Aqui estamos, não para vos deixarmos as nossas pobres palavras, mas para vos aconselhar algo que deve ser o nosso livro de cabeceira. Jesus de Nazaré foi escrito pelo nosso Papa BentoXVI.
Achamos, que perder a oportunidade de olhar Jesus pelos olhos de alguém que o Espírito Santo nos deu como Pastor é perder caminho até ao próprio Rabonni.
Se somos todos uma Igreja, escutemos o nosso Papa, façamos das suas palavras mapa para chegarmos à fonte de Vida e depois leva-la aos outros.

Se como nós têm muitos amigos que se calhar não fazem a mínima ideia de quem foi Jesus, dêem uma olhadela no livro e recomendem-no!

Esperamos que todos estejam bem...
(encontrarão no final do blog um review que achamos muito interessante)

um abraço
Yaniel

pax

domingo, abril 08, 2007

Páscoa Feliz…Feliz passagem…passagem rumo à felicidade!

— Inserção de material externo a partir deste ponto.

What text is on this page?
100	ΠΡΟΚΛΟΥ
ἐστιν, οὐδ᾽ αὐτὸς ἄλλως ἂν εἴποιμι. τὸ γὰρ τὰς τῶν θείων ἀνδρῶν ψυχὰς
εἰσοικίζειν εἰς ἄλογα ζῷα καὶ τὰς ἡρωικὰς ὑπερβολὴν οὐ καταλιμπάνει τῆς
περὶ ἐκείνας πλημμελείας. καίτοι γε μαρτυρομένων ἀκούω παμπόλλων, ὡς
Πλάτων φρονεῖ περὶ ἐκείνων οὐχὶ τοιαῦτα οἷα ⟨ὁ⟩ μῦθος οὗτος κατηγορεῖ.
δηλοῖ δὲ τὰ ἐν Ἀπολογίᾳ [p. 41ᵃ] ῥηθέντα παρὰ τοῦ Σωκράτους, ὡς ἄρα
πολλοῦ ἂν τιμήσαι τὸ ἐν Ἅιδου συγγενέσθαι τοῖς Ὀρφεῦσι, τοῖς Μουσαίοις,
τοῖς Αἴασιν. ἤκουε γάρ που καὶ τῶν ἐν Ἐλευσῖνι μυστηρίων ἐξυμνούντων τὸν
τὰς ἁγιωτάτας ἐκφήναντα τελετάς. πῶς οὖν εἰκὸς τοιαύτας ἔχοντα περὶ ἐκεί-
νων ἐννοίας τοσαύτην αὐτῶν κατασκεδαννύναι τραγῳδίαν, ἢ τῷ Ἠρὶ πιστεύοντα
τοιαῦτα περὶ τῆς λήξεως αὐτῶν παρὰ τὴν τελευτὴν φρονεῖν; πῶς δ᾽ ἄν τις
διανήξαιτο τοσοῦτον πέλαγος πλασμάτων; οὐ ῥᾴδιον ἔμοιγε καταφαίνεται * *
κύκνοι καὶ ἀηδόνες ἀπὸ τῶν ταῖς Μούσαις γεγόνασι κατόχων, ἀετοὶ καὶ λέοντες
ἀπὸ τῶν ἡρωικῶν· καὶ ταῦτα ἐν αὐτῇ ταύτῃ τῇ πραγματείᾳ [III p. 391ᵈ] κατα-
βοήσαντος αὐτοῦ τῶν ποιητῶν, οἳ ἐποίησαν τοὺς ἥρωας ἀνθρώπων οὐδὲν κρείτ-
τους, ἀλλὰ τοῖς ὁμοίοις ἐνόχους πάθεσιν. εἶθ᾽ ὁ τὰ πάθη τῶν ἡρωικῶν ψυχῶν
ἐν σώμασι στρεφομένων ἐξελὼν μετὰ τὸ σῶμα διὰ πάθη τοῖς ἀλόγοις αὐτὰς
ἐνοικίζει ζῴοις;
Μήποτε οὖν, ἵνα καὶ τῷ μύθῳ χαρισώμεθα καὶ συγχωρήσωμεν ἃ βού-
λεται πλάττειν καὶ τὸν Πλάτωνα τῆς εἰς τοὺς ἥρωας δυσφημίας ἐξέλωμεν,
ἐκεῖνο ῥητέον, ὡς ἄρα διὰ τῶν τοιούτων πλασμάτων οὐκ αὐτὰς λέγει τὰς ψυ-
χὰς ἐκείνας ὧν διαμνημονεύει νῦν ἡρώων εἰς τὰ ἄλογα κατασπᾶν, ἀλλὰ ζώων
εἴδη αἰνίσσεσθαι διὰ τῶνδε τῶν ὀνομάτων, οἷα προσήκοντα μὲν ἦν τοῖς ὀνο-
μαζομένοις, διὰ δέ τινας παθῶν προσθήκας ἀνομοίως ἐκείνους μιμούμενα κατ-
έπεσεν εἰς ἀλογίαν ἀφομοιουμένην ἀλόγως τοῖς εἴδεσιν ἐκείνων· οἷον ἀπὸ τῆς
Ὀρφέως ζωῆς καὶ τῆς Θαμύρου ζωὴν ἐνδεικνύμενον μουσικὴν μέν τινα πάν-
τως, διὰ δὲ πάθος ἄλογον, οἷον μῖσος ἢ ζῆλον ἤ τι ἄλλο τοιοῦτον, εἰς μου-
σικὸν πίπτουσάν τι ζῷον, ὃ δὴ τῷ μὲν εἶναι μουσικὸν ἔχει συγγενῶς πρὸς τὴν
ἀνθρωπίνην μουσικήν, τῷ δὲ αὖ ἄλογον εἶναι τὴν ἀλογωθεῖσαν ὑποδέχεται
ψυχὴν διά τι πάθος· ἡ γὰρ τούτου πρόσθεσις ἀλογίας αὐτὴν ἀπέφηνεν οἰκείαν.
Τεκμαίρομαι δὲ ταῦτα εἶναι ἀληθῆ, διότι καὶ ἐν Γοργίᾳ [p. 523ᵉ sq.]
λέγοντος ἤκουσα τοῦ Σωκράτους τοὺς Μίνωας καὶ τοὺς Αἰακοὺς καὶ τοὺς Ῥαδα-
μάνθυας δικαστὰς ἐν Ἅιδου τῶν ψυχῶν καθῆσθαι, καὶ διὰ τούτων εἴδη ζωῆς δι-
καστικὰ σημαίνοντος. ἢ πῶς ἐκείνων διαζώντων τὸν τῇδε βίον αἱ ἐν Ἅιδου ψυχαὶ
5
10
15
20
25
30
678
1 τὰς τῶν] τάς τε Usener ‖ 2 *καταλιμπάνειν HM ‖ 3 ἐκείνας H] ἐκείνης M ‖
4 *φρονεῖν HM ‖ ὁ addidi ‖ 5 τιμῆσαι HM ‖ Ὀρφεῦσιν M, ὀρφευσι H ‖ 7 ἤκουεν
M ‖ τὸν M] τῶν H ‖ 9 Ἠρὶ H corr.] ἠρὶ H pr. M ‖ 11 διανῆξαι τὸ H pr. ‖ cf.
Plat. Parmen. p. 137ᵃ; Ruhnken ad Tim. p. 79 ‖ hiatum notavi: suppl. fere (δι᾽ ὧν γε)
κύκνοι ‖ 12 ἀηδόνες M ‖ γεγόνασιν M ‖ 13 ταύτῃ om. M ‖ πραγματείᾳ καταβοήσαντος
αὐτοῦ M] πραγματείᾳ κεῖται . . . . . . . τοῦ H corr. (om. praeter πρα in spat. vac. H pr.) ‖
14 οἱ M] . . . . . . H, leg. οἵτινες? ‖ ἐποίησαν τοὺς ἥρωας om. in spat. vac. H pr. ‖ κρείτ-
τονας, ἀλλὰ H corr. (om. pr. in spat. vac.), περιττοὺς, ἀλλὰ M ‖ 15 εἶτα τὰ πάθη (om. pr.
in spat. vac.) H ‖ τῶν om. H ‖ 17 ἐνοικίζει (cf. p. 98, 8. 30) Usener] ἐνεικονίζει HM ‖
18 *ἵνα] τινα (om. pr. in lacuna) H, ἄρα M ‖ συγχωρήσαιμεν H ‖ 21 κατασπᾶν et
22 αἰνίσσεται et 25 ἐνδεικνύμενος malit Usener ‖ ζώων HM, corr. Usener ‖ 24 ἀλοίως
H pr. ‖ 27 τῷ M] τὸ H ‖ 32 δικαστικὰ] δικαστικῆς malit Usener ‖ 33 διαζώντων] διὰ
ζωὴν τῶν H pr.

Mas o que desejamos quando desejamos uma Páscoa feliz? Poderá este nosso desejo ser igual ou sequer semelhante? Por certo que muitos de nós desejamos que as reuniões e encontros familiares que acontecem nestes dias sejam pacíficos e felizes mas é tudo o que queremos dizer ao dizer Páscoa Feliz? A vós desejamos tudo isso, mas muito mais!
Descreveria estes dias que vivemos, a assim chamada semana Santa e o tríodo Pascal, como uma música de Arvo Part. É lenta, cheia de sombras e recantos muito escuros, intensamente fria e desumana, mas intensa e surpreendentemente colorida pela voz do Homem. Assim vos queríamos falar da Páscoa hoje.
Celebra-se em toda a comunidade judaica a passagem (Páscoa) do povo pelo deserto, caminho único para passar da escravatura à liberdade. Na música de Arvo Part sente-se isto de uma maneira particularmente clara.
Nesta obra (Te Deum), podemos vislumbrar as feridas nos pés de quem caminhou no deserto, infinitamente inferiores às feridas daquele que caminhou num deserto de humanidade, rodeado de tantos mas tão só; o cansaço a falta de fôlego e o desespero que precede sempre a graça. O povo que atravessou o mar vermelho, onde ficaram encerrados os que o perseguiam, deve ter-se sentido um pouco livre. Sentiram-se livres mas rodeados pelo deserto. É um paradoxo, até podemos pensar que é erróneo: Livres face a um deserto!
No mesmo sentido também a paixão de Jesus tem uma suspensão na cruz, onde os seus inimigos o aprisionaram. Morreu na cruz, o seu sofrimento teve aí o seu termo sendo um pouco sinal de libertação, mas também paradoxalmente a sua cruz deve ser para cada um de nós um deserto. Para os que assistiram, aquela cruz era o único sinal de salvação, mas como acreditar numa cruz?! Como me sentir livre às portas de um deserto?!
É aqui que a música muda. A harmonia que muda de tonalidade, fere ao princípio, surpreende e assusta mas liberta o fôlego suspenso em cada um de nós perante a morte aparente daquele que se dizia Filho de Deus, atrevido que se quis igualar a Deus, nunca o querendo no entanto substituir ou sequer existir sem O Pai.
Fixaram Jesus numa cruz, é aí que o vemos, preso a um lugar. Mas a simplicidade de algumas palavras do Novo Testamento iluminam o lugar onde Jesus está agora e onde nos quer ensinar a ficar: “Aquele que procurais não está aqui (…) Ele vai adiante de vós a caminho da Galileia.” Da Cruz, do deserto, em alguma instância, Jesus está agora no caminho, e é para o caminho que Jesus nos manda!
Estar a caminho é não nos fixarmos nas nossas seguranças e partir para onde sentimos a paz que advém do cumprimento da vontade de Deus. Não para o caminho mais seguro muitas vezes, nem sequer para o mais desejado, mas para o caminho que nos faça sentir a brisa da paz, que todos nós tivemos já a graça de sentir, qualquer que seja o nosso credo ou não credo.
A vossa vida testemunha de certeza a paz que traz o cansaço de um dia onde sentimos ter feito o bem, seguindo a consciência e não a ciência. Maior alegria deve sentir o vosso coração, aqui na berma de uma estrada, seguindo a Salvação.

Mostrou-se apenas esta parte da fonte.